Os protestos nos mostraram o quanto a população está cansada do modo atual de se fazer política. Não se tratam somente de reivindicações pontuais como o aumento da passagem (mas também sobre isso), mas sobre como se organiza o próprio sistema político – que acaba permitindo e até facilitando a existência de problemas como esse.
Em resposta aos protestos, Dilma anunciou a proposta de se realizar um plebiscito para uma constituinte sobre a Reforma Política. Infelizmente, por pressões da oposição e até por parte de sua base aliada, a presidenta recuou na proposta.
Diversos movimentos sociais, partidos e outras organizações se reuniram, então, para propor e organizar um Plebiscito Popular para uma Constituinte Exclusiva sobre a Reforma Política.
Nesse sentido, é preciso pensar em que tipo de Reforma Política que nós queremos. Nosso objetivo é radicalizar a democracia, ampliando os espaços de participação da população. Nesse sentido, é preciso que reivindiquemos uma Reforma Política que vá além de uma Reforma Eleitoral, mas que sirva para questionarmos o modelo de Estado que temos.
Tendo isso posto, nós, feministas, temos uma tarefa de extrema importância: apontar horizontes para a despatriarcalização do Estado. A Reforma Política é um momento crucial de colocar em xeque as estruturas do Estado, que não só são capitalistas, como também patriarcais. Se queremos fazer um real enfrentamento com as elites brasileiras, é preciso questionar a fundo o modelo de Estado, e não é possível fazer isso sem fazer um questionamento norteado também pelo feminismo.
Este texto tem o objetivo, portanto, de fazer alguns apontamentos de como a Reforma Política pode representar avanços na despatriarcalização do Estado no Brasil e na luta das mulheres por autonomia. Para tanto, antes de entrar propriamente no debate sobre a despatriarcalização, passaremos rapidamente por alguns conceitos necessários para o debate.
O que é o Estado
O Estado, segundo Lenin, é "produto do caráter inconciliável das contradições de classe". Ele surge justamente a partir do momento em que essas contradições não podem ser conciliadas. Suas instituições servem, portanto, para segurar essas contradições, mantê-las "abafadas" e, assim, garantir a manutenção da classe dominante. Ou seja, as contradições estão lá, e o Estado não acaba com elas, mas consegue mantê-las sob controle justamente para perpetuá-las.

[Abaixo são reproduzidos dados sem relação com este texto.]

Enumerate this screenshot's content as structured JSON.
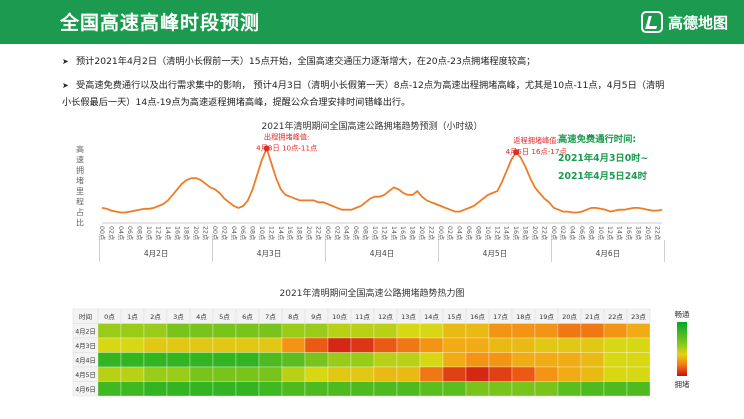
{
  "page": {
    "title": "全国高速高峰时段预测",
    "brand": "高德地图",
    "bullets": [
      "预计2021年4月2日（清明小长假前一天）15点开始，全国高速交通压力逐渐增大，在20点-23点拥堵程度较高；",
      "受高速免费通行以及出行需求集中的影响， 预计4月3日（清明小长假第一天）8点-12点为高速出程拥堵高峰，尤其是10点-11点，4月5日（清明",
      "小长假最后一天）14点-19点为高速返程拥堵高峰，提醒公众合理安排时间错峰出行。"
    ],
    "free_pass_note": [
      "高速免费通行时间:",
      "2021年4月3日0时~",
      "2021年4月5日24时"
    ]
  },
  "colors": {
    "header": "#1b9a50",
    "line": "#ef7b24",
    "peak_label": "#e02a2a",
    "note": "#1b9a50"
  },
  "chart_data": [
    {
      "type": "line",
      "title": "2021年清明期间全国高速公路拥堵趋势预测（小时级）",
      "ylabel": "高速拥堵里程占比",
      "x_tick_labels": [
        "00点",
        "02点",
        "04点",
        "06点",
        "08点",
        "10点",
        "12点",
        "14点",
        "16点",
        "18点",
        "20点",
        "22点"
      ],
      "date_groups": [
        "4月2日",
        "4月3日",
        "4月4日",
        "4月5日",
        "4月6日"
      ],
      "series": [
        {
          "values": [
            [
              6,
              5.5,
              4.5,
              4,
              3.5,
              3.5,
              4,
              4.5,
              5,
              5.5,
              5.5,
              6,
              7,
              8,
              10,
              13,
              16,
              19,
              21,
              22,
              22,
              21,
              19,
              17
            ],
            [
              16,
              14,
              11,
              9,
              7,
              6,
              7,
              10,
              16,
              24,
              32,
              38,
              30,
              22,
              16,
              13,
              12,
              11,
              10,
              10,
              10,
              10,
              9,
              9
            ],
            [
              8,
              7,
              6,
              5,
              5,
              5,
              6,
              7,
              9,
              11,
              12,
              12,
              13,
              15,
              17,
              16,
              14,
              13,
              13,
              15,
              12,
              10,
              9,
              8
            ],
            [
              7,
              6,
              5,
              4,
              4,
              5,
              6,
              7,
              9,
              11,
              13,
              14,
              15,
              20,
              26,
              32,
              36,
              33,
              28,
              22,
              17,
              14,
              11,
              9
            ],
            [
              6,
              5,
              4,
              4,
              3.5,
              3.5,
              4,
              5,
              6,
              6,
              5.5,
              5,
              4,
              4.5,
              5,
              5,
              5.5,
              6,
              6,
              5.5,
              5,
              4.5,
              4.5,
              5
            ]
          ]
        }
      ],
      "peak_annotations": [
        {
          "title": "出程拥堵峰值:",
          "text": "4月3日  10点-11点"
        },
        {
          "title": "返程拥堵峰值:",
          "text": "4月5日  16点-17点"
        }
      ]
    },
    {
      "type": "heatmap",
      "title": "2021年清明期间全国高速公路拥堵趋势热力图",
      "corner_label": "时间",
      "columns": [
        "0点",
        "1点",
        "2点",
        "3点",
        "4点",
        "5点",
        "6点",
        "7点",
        "8点",
        "9点",
        "10点",
        "11点",
        "12点",
        "13点",
        "14点",
        "15点",
        "16点",
        "17点",
        "18点",
        "19点",
        "20点",
        "21点",
        "22点",
        "23点"
      ],
      "rows": [
        "4月2日",
        "4月3日",
        "4月4日",
        "4月5日",
        "4月6日"
      ],
      "values": [
        [
          0.45,
          0.45,
          0.45,
          0.4,
          0.4,
          0.4,
          0.4,
          0.4,
          0.45,
          0.45,
          0.5,
          0.5,
          0.5,
          0.55,
          0.55,
          0.65,
          0.65,
          0.75,
          0.75,
          0.75,
          0.8,
          0.8,
          0.75,
          0.7
        ],
        [
          0.55,
          0.55,
          0.6,
          0.6,
          0.6,
          0.6,
          0.6,
          0.6,
          0.75,
          0.85,
          0.95,
          0.92,
          0.85,
          0.8,
          0.75,
          0.7,
          0.7,
          0.65,
          0.65,
          0.6,
          0.6,
          0.6,
          0.55,
          0.55
        ],
        [
          0.2,
          0.2,
          0.2,
          0.2,
          0.2,
          0.2,
          0.2,
          0.3,
          0.35,
          0.4,
          0.45,
          0.45,
          0.5,
          0.5,
          0.55,
          0.7,
          0.75,
          0.75,
          0.7,
          0.7,
          0.7,
          0.65,
          0.55,
          0.55
        ],
        [
          0.5,
          0.5,
          0.45,
          0.45,
          0.4,
          0.4,
          0.4,
          0.4,
          0.5,
          0.55,
          0.6,
          0.6,
          0.65,
          0.65,
          0.8,
          0.9,
          0.95,
          0.9,
          0.85,
          0.75,
          0.7,
          0.65,
          0.55,
          0.55
        ],
        [
          0.25,
          0.25,
          0.2,
          0.2,
          0.2,
          0.2,
          0.2,
          0.25,
          0.3,
          0.3,
          0.3,
          0.3,
          0.3,
          0.3,
          0.35,
          0.35,
          0.4,
          0.4,
          0.4,
          0.4,
          0.35,
          0.3,
          0.3,
          0.3
        ]
      ],
      "legend_top": "畅通",
      "legend_bottom": "拥堵"
    }
  ]
}
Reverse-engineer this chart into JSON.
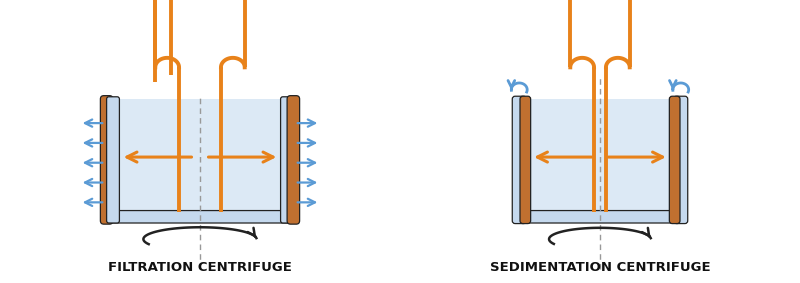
{
  "bg_color": "#ffffff",
  "orange": "#E8821A",
  "blue_arrow": "#5B9BD5",
  "blue_fill": "#C5D9EE",
  "blue_inner": "#DCE9F5",
  "brown_border": "#C07030",
  "black": "#222222",
  "dashed_color": "#999999",
  "label_color": "#111111",
  "label1": "FILTRATION CENTRIFUGE",
  "label2": "SEDIMENTATION CENTRIFUGE",
  "label_fontsize": 9.5,
  "watermark_color": "#dde8f0"
}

Nos opomos, portanto, à visão de Estado que afirma que ele é, justamente, aquele que concilia as classes. Muito pelo contrário: o Estado é um órgão de dominação de classe, da opressão de uma sobre a outra, e não de conciliação. "privar as classes oprimidas de certos meios e procedimentos de luta com o objetivo de destruir os opressores" – que é o papel do Estado – não significa acabar com as contradições existentes entre oprimidos e opressores, muito pelo contrário.
O Estado é, portanto, instrumento das classes dominantes. Ao considerarmos a existência de uma dominação não somente de classe, mas também de gênero e raça, é preciso considerá-lo como um instrumento não somente da dominação burguesa, mas também da dominação masculina e branca – questão sobre a qual nos debruçaremos mais para a frente.
O que é o patriarcado
Antes de falarmos em despatriarcalização, é preciso que entendamos o que é patriarcado. Trata-se de um sistema que estabelece uma relação antagônica entre homens e mulheres, colocado-as como subalternas aos primeiros. Organiza a sociedade e o Estado ao redor da superioridade masculina. Essa superioridade e o domínio masculino se dão em todos os âmbitos (econômico, político e cultural), e em todas as relações sociais (família, comunidade, instituições etc); é pilar, portanto, da forma como se organiza nossa sociedade, desde o Estado até os padrões de sexualidade.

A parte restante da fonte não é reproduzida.